Brad visits one of his cast mates, Liza (Lilian Ramos), who makes extra money working as a hooker, and proceeds to stab her in the stomach. As she lies on the ground, suddenly a train (!!!) rolls over her and cuts her in half! He returns to the theater, where another girl tries to help him and is repaid by getting stabbed in the mouth. Another actress (who is in the middle of hanging pictures in the theater hallway wearing nothing but a t-shirt and thong [?]) gets her stomach beat in and guts yanked out with a hammer. There's also a strangulation with a chain, a drowning, eyeballs poked out, a knife through the throat and a guy getting crushed by a piece of heavy machinery until his guts pour out. In one of the more memorable scenes, a man has battery acid thrown in his face and then get chopped to pieces by the propeller of a wind machine. There are also zombies. As it turns out, the old man, Mr. Parker, is actually a ghost wanting to return to life and is planning on possessing Brad to do so. Jim and Carol, with help from the librarian, must find a way to stop him.

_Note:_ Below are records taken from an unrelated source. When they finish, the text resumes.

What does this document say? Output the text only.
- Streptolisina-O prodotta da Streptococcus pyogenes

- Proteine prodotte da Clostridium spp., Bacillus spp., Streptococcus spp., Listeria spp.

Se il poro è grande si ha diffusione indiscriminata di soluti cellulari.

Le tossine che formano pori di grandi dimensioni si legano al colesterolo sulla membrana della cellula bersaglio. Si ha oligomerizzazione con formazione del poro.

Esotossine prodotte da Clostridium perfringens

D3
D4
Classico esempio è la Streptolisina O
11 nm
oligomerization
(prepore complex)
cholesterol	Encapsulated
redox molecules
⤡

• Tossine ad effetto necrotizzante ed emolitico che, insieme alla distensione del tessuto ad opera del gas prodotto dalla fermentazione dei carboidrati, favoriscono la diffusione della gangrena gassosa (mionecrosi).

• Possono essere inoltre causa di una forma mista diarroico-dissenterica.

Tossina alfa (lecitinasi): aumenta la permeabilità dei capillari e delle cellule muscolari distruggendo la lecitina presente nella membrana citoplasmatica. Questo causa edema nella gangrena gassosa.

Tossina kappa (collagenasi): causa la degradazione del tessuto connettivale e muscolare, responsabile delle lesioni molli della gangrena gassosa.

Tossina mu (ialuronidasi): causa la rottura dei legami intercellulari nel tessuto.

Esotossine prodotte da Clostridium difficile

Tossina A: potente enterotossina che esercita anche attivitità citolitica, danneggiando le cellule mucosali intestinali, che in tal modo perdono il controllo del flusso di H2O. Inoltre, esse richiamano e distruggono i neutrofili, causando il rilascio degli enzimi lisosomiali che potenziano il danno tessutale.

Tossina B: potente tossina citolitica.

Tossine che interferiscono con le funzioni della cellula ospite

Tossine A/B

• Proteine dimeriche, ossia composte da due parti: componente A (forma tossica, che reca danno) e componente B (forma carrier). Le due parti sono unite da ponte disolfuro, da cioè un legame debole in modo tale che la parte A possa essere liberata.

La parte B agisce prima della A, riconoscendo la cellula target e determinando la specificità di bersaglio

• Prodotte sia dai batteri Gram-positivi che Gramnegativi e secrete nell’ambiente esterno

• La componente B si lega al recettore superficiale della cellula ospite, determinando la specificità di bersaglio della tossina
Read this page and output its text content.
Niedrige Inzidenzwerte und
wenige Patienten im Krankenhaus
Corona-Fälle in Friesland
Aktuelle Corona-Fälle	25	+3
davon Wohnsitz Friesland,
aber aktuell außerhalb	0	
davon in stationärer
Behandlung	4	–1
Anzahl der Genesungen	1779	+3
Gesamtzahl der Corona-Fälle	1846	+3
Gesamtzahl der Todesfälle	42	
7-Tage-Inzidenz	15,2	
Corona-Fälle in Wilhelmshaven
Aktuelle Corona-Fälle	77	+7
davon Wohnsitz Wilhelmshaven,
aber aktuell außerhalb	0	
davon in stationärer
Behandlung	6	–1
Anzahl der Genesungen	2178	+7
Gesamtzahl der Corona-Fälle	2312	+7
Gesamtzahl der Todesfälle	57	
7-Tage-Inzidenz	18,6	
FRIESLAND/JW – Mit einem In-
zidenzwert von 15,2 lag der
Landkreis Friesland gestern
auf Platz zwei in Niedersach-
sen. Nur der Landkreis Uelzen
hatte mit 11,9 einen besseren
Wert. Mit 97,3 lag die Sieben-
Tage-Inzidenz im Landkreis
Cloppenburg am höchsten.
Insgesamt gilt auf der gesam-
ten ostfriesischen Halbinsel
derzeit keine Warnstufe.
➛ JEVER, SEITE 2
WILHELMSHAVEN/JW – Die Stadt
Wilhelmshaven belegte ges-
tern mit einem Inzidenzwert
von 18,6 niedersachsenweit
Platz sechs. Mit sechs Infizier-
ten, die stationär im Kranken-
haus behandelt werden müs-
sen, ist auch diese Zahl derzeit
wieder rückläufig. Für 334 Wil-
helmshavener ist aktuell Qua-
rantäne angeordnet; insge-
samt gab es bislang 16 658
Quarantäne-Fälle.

It’s really not too bad as far as these things go. The storyline is thin and often confusing, the acting and dialogue are both terrible (it's English-dubbed) and the low budget is evident in the flat 16mm photography, poor lighting and schizo editing cuts, but the whole point is to be uber gory, and this delivers the gooods on that front. In fact, it's so violent it had to be released unrated in the U.S. (the distributor was Complete Entertainment). The director, best known in his native country as a porn director, also made SATANIC ATTRACTION (1989) for the direct-to-video market. Lead actor Coan died in a car accident in 2007.